In 1845 Aytoun was appointed professor of rhetoric and belles-lettres in the University of Edinburgh. Here he was in his element, and he made his lectures so attractive that he raised the number of students from 30 in 1846 to more than 1850 in 1864. On 11 April 1849 Aytoun married Jane Emily (d. 1859), daughter of the writer John Wilson (Christopher North) (1785–1854). His professorial duties did not interfere with his position at the bar, and in 1852 when the tory party of Lord Derby came into power he was appointed the sheriff of Orkney and Shetland. In the following year Oxford conferred on him the honorary degree of DCL.
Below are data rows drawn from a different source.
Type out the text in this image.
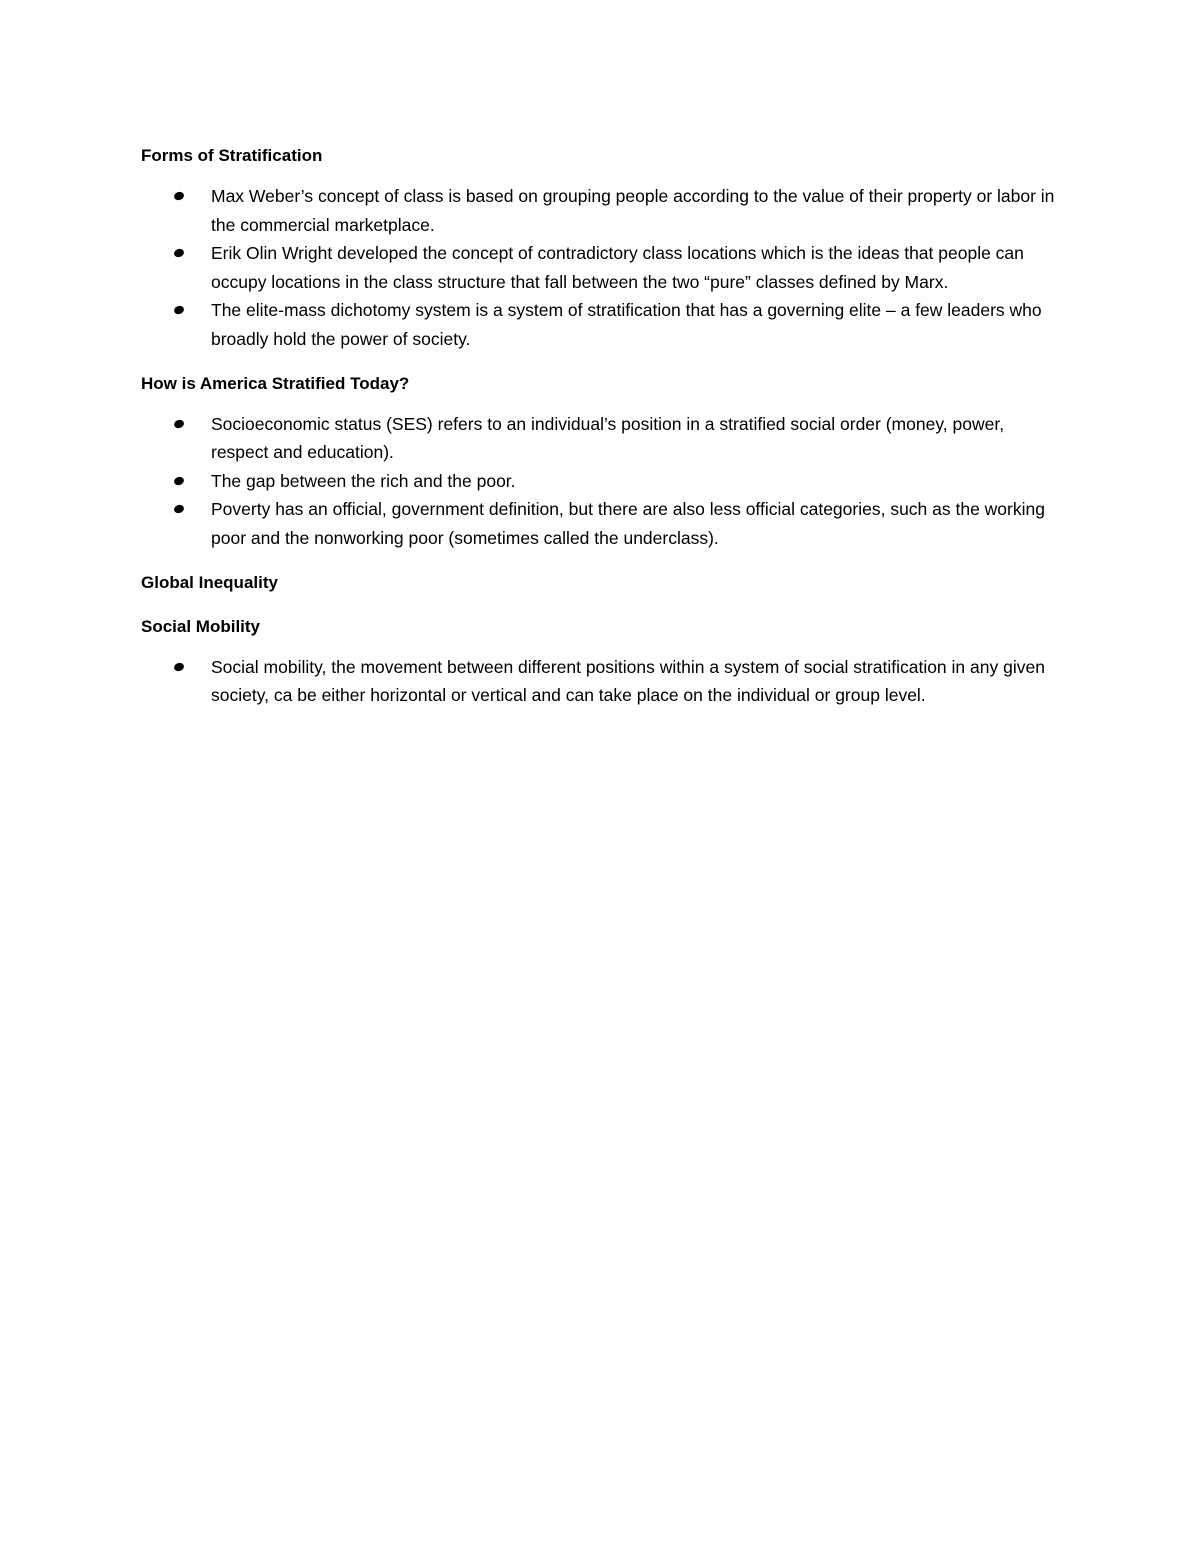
Forms of Stratification
Max Weber’s concept of class is based on grouping people according to the value of their property or labor in the commercial marketplace.
Erik Olin Wright developed the concept of contradictory class locations which is the ideas that people can occupy locations in the class structure that fall between the two “pure” classes defined by Marx.
The elite-mass dichotomy system is a system of stratification that has a governing elite – a few leaders who broadly hold the power of society.
How is America Stratified Today?
Socioeconomic status (SES) refers to an individual’s position in a stratified social order (money, power, respect and education).
The gap between the rich and the poor.
Poverty has an official, government definition, but there are also less official categories, such as the working poor and the nonworking poor (sometimes called the underclass).
Global Inequality
Social Mobility
Social mobility, the movement between different positions within a system of social stratification in any given society, ca be either horizontal or vertical and can take place on the individual or group level.
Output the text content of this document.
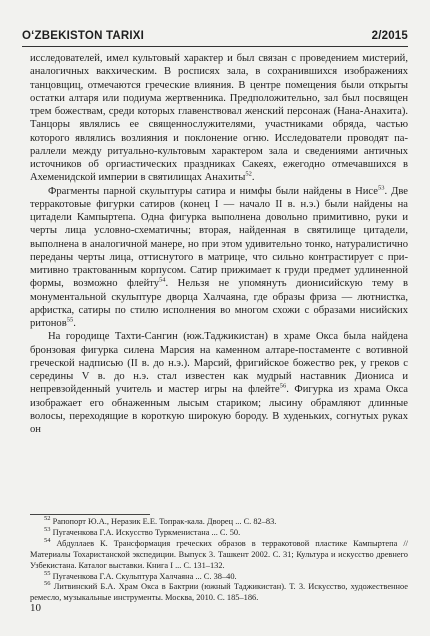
O‘ZBEKISTON TARIXI	2/2015

исследователей, имел культовый характер и был связан с проведением мистерий, аналогичных вакхическим. В росписях зала, в сохранившихся изображениях танцовщиц, отмечаются греческие влияния. В центре помещения были открыты остатки алтаря или подиума жертвенника. Предположительно, зал был посвящен трем божествам, среди которых главенствовал женский персонаж (Нана-Анахита). Танцоры являлись ее священнослужителями, участниками обряда, частью которого являлись возлияния и поклонение огню. Исследователи проводят параллели между ритуально-культовым характером зала и сведениями античных источников об оргиастических праздниках Сакеях, ежегодно отмечавшихся в Ахеменидской империи в святилищах Анахиты$^{52}$.

Фрагменты парной скульптуры сатира и нимфы были найдены в Нисе$^{53}$. Две терракотовые фигурки сатиров (конец I — начало II в. н.э.) были найдены на цитадели Кампыртепа. Одна фигурка выполнена довольно примитивно, руки и черты лица условно-схематичны; вторая, найденная в святилище цитадели, выполнена в аналогичной манере, но при этом удивительно тонко, натуралистично переданы черты лица, оттиснутого в матрице, что сильно контрастирует с примитивно трактованным корпусом. Сатир прижимает к груди предмет удлиненной формы, возможно флейту$^{54}$. Нельзя не упомянуть дионисийскую тему в монументальной скульптуре дворца Халчаяна, где образы фриза — лютнистка, арфистка, сатиры по стилю исполнения во многом схожи с образами нисийских ритонов$^{55}$.

На городище Тахти-Сангин (юж.Таджикистан) в храме Окса была найдена бронзовая фигурка силена Марсия на каменном алтаре-постаменте с вотивной греческой надписью (II в. до н.э.). Марсий, фригийское божество рек, у греков с середины V в. до н.э. стал известен как мудрый наставник Диониса и непревзойденный учитель и мастер игры на флейте$^{56}$. Фигурка из храма Окса изображает его обнаженным лысым стариком; лысину обрамляют длинные волосы, переходящие в короткую широкую бороду. В худеньких, согнутых руках он

$^{52}$ Рапопорт Ю.А., Неразик Е.Е. Топрак-кала. Дворец ... С. 82–83.

$^{53}$ Пугаченкова Г.А. Искусство Туркменистана ... С. 50.

$^{54}$ Абдуллаев К. Трансформация греческих образов в терракотовой пластике Кампыртепа // Материалы Тохаристанской экспедиции. Выпуск 3. Ташкент 2002. С. 31; Культура и искусство древнего Узбекистана. Каталог выставки. Книга I ... С. 131–132.

$^{55}$ Пугаченкова Г.А. Скульптура Халчаяна ... С. 38–40.

$^{56}$ Литвинский Б.А. Храм Окса в Бактрии (южный Таджикистан). Т. 3. Искусство, художественное ремесло, музыкальные инструменты. Москва, 2010. С. 185–186.

10
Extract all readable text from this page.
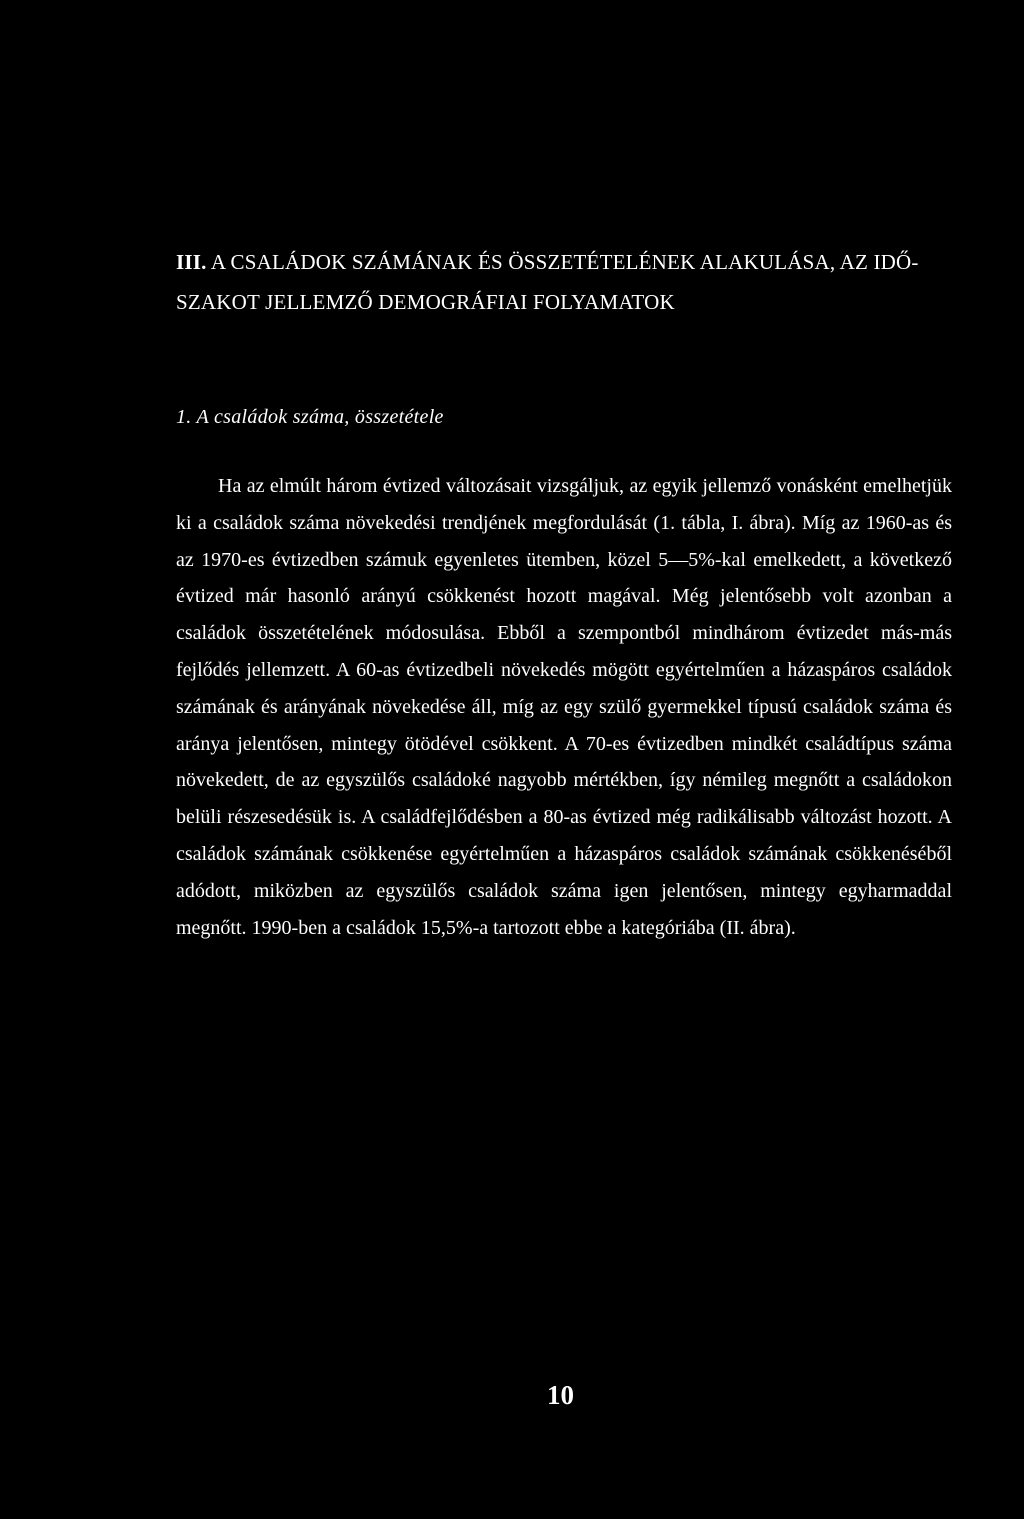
III. A CSALÁDOK SZÁMÁNAK ÉS ÖSSZETÉTELÉNEK ALAKULÁSA, AZ IDŐ-SZAKOT JELLEMZŐ DEMOGRÁFIAI FOLYAMATOK
1. A családok száma, összetétele

Ha az elmúlt három évtized változásait vizsgáljuk, az egyik jellemző vonásként emelhetjük ki a családok száma növekedési trendjének megfordulását (1. tábla, I. ábra). Míg az 1960-as és az 1970-es évtizedben számuk egyenletes ütemben, közel 5—5%-kal emelkedett, a következő évtized már hasonló arányú csökkenést hozott magával. Még jelentősebb volt azonban a családok összetételének módosulása. Ebből a szempontból mindhárom évtizedet más-más fejlődés jellemzett. A 60-as évtizedbeli növekedés mögött egyértelműen a házaspáros családok számának és arányának növekedése áll, míg az egy szülő gyermekkel típusú családok száma és aránya jelentősen, mintegy ötödével csökkent. A 70-es évtizedben mindkét családtípus száma növekedett, de az egyszülős családoké nagyobb mértékben, így némileg megnőtt a családokon belüli részesedésük is. A családfejlődésben a 80-as évtized még radikálisabb változást hozott. A családok számának csökkenése egyértelműen a házaspáros családok számának csökkenéséből adódott, miközben az egyszülős családok száma igen jelentősen, mintegy egyharmaddal megnőtt. 1990-ben a családok 15,5%-a tartozott ebbe a kategóriába (II. ábra).

10
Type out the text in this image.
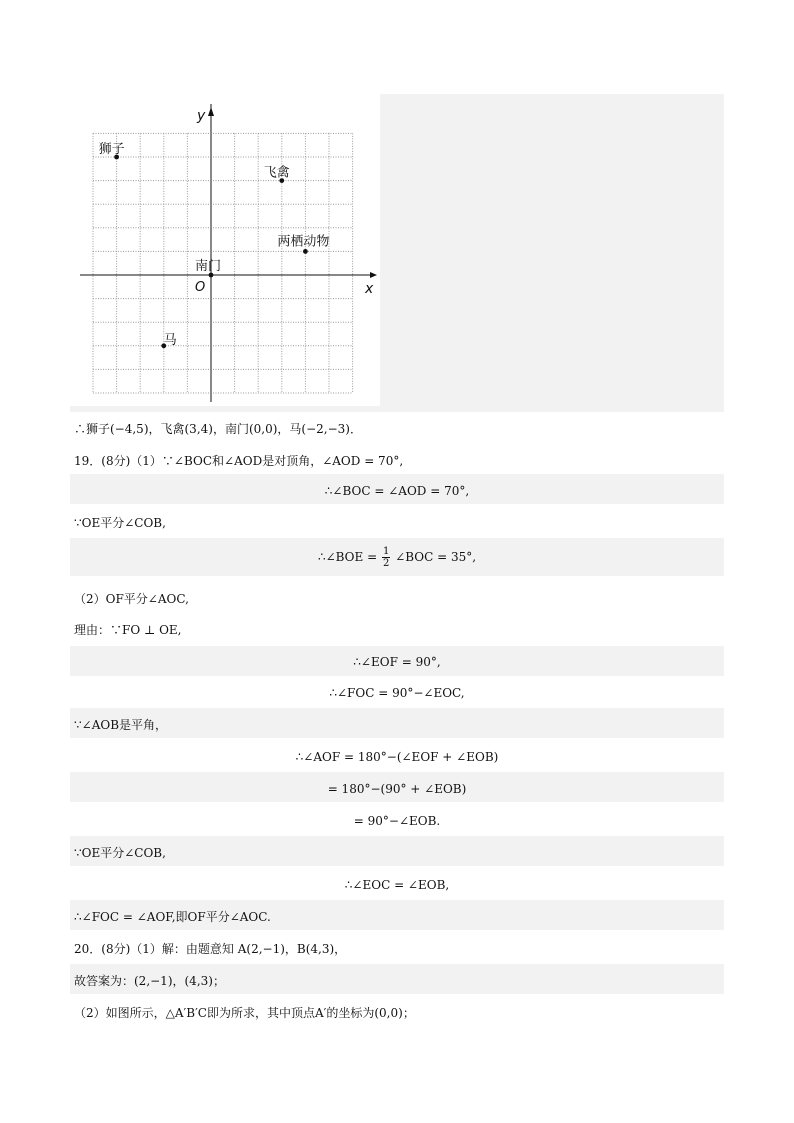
x
y
O
狮子
飞禽
两栖动物
南门
马
∴狮子(−4,5)，飞禽(3,4)，南门(0,0)，马(−2,−3)．
19．(8分)（1）∵∠BOC和∠AOD是对顶角，∠AOD = 70°,
∴∠BOC = ∠AOD = 70°,
∵OE平分∠COB,
∴∠BOE = $\frac{1}{2}$ ∠BOC = 35°,
（2）OF平分∠AOC,
理由：∵FO ⊥ OE,
∴∠EOF = 90°,
∴∠FOC = 90°−∠EOC,
∵∠AOB是平角，
∴∠AOF = 180°−(∠EOF + ∠EOB)
= 180°−(90° + ∠EOB)
= 90°−∠EOB.
∵OE平分∠COB,
∴∠EOC = ∠EOB,
∴∠FOC = ∠AOF,即OF平分∠AOC.
20．(8分)（1）解：由题意知 A(2,−1)，B(4,3)，
故答案为：(2,−1)，(4,3)；
（2）如图所示，△A′B′C即为所求，其中顶点A′的坐标为(0,0)；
The duties of Aytoun's sheriffship and his work as professor, both conscientiously discharged, still left him leisure for literary work. In 1854 he produced the dramatic poem ‘Firmilian’, perhaps the most brilliant of his works, an extremely cutting parody of the so-called Spasmodic school of poetry, exemplified by Alexander Smith, J. W. Marston, and Sydney Dobell. Aytoun had been opposed to the aesthetic creed and productions of this group, who modelled themselves on the Romantic poets, but whose works he viewed as derivative and markedly inferior, characterized by verbosity, obscurity, and self-absorption. His parody began in May 1854 with a review for Blackwood's Magazine of the unpublished poetry of a fictitious young Spasmodic, T. Percy Jones. It was so effective as to lead to calls for the publication of Jones's work, and Aytoun, relishing the thought of further extending the burlesque, came out with Firmilian, or, The Student of Badajoz: a Spasmodic Tragedy in July 1854. The print run of 1048 copies sold out, and although its comic intelligence was generally recognized, it was still accepted by some as serious poetry, giving force to the remarks of reviewers such as that of The Times, who regarded Firmilian as ‘the most perfect, as it is the most elaborate and the most legitimate, parody that has ever been written’ (Weinstein, 151). The poem was influential in ending the vogue for the productions of the Spasmodic school, against whom the critical tide of opinion quickly turned.

Aytoun also produced serious poetry. In 1856 he published ‘Bothwell’, a poetical monologue, dealing with the relations between the hero and Mary, queen of Scots. It contained many fine passages, and three editions of it were published. In 1858 he published a collection, in two volumes, of the Ballads of Scotland carefully collated and annotated, of which four editions were published. In 1861 his novel Norman Sinclair appeared; it had already been serialized in Blackwood's Magazine, and is interesting for its pictures of society in early nineteenth-century Scotland, and for many passages which are, in fact, autobiographical. About this time Aytoun's health began to fail, and his spirits had sustained a shock from which he never wholly recovered in the death (15 April 1859) of his wife, to whom he had been devotedly attached. He sought relief in hard work, but life had thenceforth lost much of its zest for him. Being childless, his loneliness became intolerable, and on 24 December 1863 he married Fearne Jemima (d. 1904), daughter of James Kinnear. But by this time his health had seriously declined, and on 4 August 1865 he died at Blackhills, near Elgin where he had been living; he was buried at Edinburgh. A memoir of his life was published by Theodore Martin in 1867.